| It looks like a good evolutionary improvement over Node.js. However, I have a concern about its security claims. Perhaps someone on the project can allay these concerns. My brief skimming of its site indicates that its security model is based around the ability to disable, say, network access for whole Deno programs. However, does it allow starting up with network access, allowing a subset of the program to handle it, and then dropping those rights for the rest of the program, _especially_ subdependencies? I can't see any mention of a more fine-grained approach: https://deno.land/manual/getting_started/permissions A modern Node.js web service will have hundreds, if not thousands, of indirect dependencies. Some network access will be required for at least the Express routing, or an equivalent. For a Deno equivalent, this would amount to enabling network access for all hundreds of those subdependencies, not reproducing the isolation in capability-based security such as WebAssembly nanoprocesses. Have I missed something here? That doesn't seem like much of an improvement over Node.js except for very small and contained programs. Yes, Deno's dropping of centralised package repositories and package.json might alleviate this problem _somewhat_, but the same fundamental issue seems to remain. |
While the grant is a blanket grant to a program and all dependencies, typically, a well behaved program will seek a limited scope of permissions.

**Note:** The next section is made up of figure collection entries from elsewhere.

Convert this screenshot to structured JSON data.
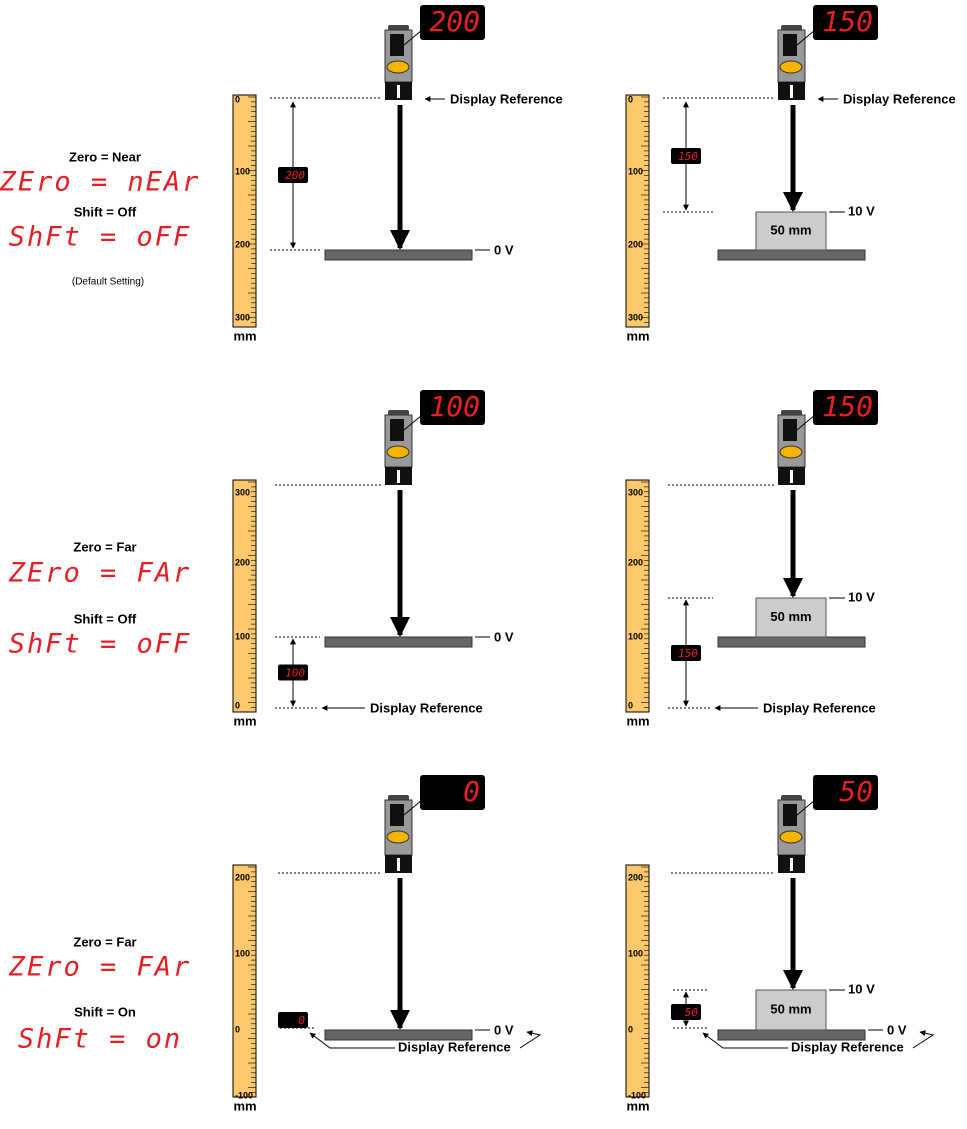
{
  "rows": [
    {
      "zero_label": "Zero = Near",
      "zero_display": "ZEro = nEAr",
      "shift_label": "Shift = Off",
      "shift_display": "ShFt = oFF",
      "note": "(Default Setting)",
      "panels": [
        {
          "ruler_ticks": [
            "0",
            "100",
            "200",
            "300"
          ],
          "unit": "mm",
          "display": "200",
          "distance_display": "200",
          "reference_label": "Display Reference",
          "plate_voltage": "0 V"
        },
        {
          "ruler_ticks": [
            "0",
            "100",
            "200",
            "300"
          ],
          "unit": "mm",
          "display": "150",
          "distance_display": "150",
          "reference_label": "Display Reference",
          "target_label": "50 mm",
          "target_voltage": "10 V"
        }
      ]
    },
    {
      "zero_label": "Zero = Far",
      "zero_display": "ZEro = FAr",
      "shift_label": "Shift = Off",
      "shift_display": "ShFt = oFF",
      "panels": [
        {
          "ruler_ticks": [
            "300",
            "200",
            "100",
            "0"
          ],
          "unit": "mm",
          "display": "100",
          "distance_display": "100",
          "reference_label": "Display Reference",
          "plate_voltage": "0 V"
        },
        {
          "ruler_ticks": [
            "300",
            "200",
            "100",
            "0"
          ],
          "unit": "mm",
          "display": "150",
          "distance_display": "150",
          "reference_label": "Display Reference",
          "target_label": "50 mm",
          "target_voltage": "10 V"
        }
      ]
    },
    {
      "zero_label": "Zero = Far",
      "zero_display": "ZEro = FAr",
      "shift_label": "Shift = On",
      "shift_display": "ShFt = on",
      "panels": [
        {
          "ruler_ticks": [
            "200",
            "100",
            "0",
            "-100"
          ],
          "unit": "mm",
          "display": "0",
          "distance_display": "0",
          "reference_label": "Display Reference",
          "plate_voltage": "0 V"
        },
        {
          "ruler_ticks": [
            "200",
            "100",
            "0",
            "-100"
          ],
          "unit": "mm",
          "display": "50",
          "distance_display": "50",
          "reference_label": "Display Reference",
          "target_label": "50 mm",
          "target_voltage": "10 V",
          "plate_voltage": "0 V"
        }
      ]
    }
  ]
}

Like "https://my-program.com", "https://preferred-analytics.com" etc.
This prevents dependencies from using call back locations that are outside the permitted list, preventing much of the nefarious activity they can dream up.
If a dependency needs access to specific resources, it can advertise this fact and the parent module can in turn request this from the user.
Importantly, the user is explicitly aware of these & controls it in an absolute sense, at run time.